Question

Find the values of the parameter \(p>0\) for which the following series converge. $$\sum_{k=2}^{\infty} \frac{1}{(\ln k)^{p}}$$

Short answer

Answer: The series converges for \(p > 1\).

Step-by-step solution

Determine the function f(x)

Begin by identifying the function \(f(x)\) that corresponds to the given series. In this case, we have: $$f(x) = \frac{1}{(\ln x)^{p}}$$

Check the conditions for the integral test

To apply the integral test, we need to ensure that \(f(x)\) is positive, continuous, and decreasing on the interval \([2, \infty)\). Since \(\ln x > 0\) for \(x > 1\), and p > 0, it follows that \(f(x)\) is positive on the interval \((1, \infty)\). As \(f(x)\) is a composite of the natural logarithm function and a power function, it is also continuous on the interval \((1, \infty)\).
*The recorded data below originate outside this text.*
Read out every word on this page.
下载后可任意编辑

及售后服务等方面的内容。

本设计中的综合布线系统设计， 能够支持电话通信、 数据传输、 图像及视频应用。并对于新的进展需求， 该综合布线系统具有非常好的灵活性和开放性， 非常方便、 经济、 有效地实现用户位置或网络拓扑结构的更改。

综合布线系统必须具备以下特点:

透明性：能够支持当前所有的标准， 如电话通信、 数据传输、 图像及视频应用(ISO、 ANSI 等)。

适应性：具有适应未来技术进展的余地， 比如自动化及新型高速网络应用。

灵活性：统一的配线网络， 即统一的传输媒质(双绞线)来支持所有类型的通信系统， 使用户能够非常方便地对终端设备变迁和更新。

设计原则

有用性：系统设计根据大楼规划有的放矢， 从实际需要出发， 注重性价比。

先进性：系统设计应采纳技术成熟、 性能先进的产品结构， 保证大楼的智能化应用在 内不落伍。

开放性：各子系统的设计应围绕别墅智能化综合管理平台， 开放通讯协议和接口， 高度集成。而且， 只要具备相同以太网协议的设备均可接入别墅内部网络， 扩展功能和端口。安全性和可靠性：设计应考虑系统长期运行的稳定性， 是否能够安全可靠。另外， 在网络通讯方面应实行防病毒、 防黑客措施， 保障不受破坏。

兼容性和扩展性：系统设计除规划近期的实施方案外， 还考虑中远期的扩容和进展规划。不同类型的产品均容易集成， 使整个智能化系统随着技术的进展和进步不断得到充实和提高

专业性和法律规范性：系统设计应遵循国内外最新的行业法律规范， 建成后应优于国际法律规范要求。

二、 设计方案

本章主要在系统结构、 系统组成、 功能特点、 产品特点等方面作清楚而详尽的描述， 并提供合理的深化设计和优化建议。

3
Finally, to confirm that \(f(x)\) is decreasing, we can take the derivative: $$f'(x) = -\frac{p}{x (\ln x)^{p + 1}}$$ Since \(x > 1\), \(p > 0\), and \(\ln x > 0\), we have \(f'(x) < 0\) on the interval \((1, \infty)\). This means that \(f(x)\) is decreasing on the interval \((1, \infty)\), and we can apply the integral test.

Calculate the integral

Now, we will compute the integral: $$\int_{2}^{\infty} \frac{1}{(\ln x)^{p}} dx$$ Make the substitution \(u = \ln x\) and \(du = \frac{1}{x} dx\), we have: $$\int_{\ln2}^{\infty} \frac{1}{u^{p}} du$$ Now we use the power rule for integration: $$\int u^{-p} du = \frac{u^{-p+1}}{-p+1} + C$$ Applying the limits, we have: $$\lim_{T\to\infty} \left[ \frac{u^{-p+1}}{-p+1} \right]_{\ln 2}^{T}$$ When \(p > 1\), the integral converges: $$\frac{1}{1-p}\left(\lim_{T\to\infty} {T^{-p+1}}-\left(\ln2\right)^{1-p}\right)=\frac{1}{1-p}\left(0-\left(\ln2\right)^{1-p}\right)$$ When \(p \le 1\), the integral diverges: $$\lim_{T\to\infty} \left[ \frac{u^{-p+1}}{-p+1} \right]_{\ln 2}^{T} = \infty$$

Determine the values of p for which the series converges

Since the integral test tells us that the series and the integral have the same convergence properties (either both converge or both diverge), we can use the results from Step 3 to determine the values of p for which the series converges. From our calculations, the series converges when \(p > 1\) and diverges otherwise. Therefore, the values of the parameter p for which the given series converges are \(p > 1\).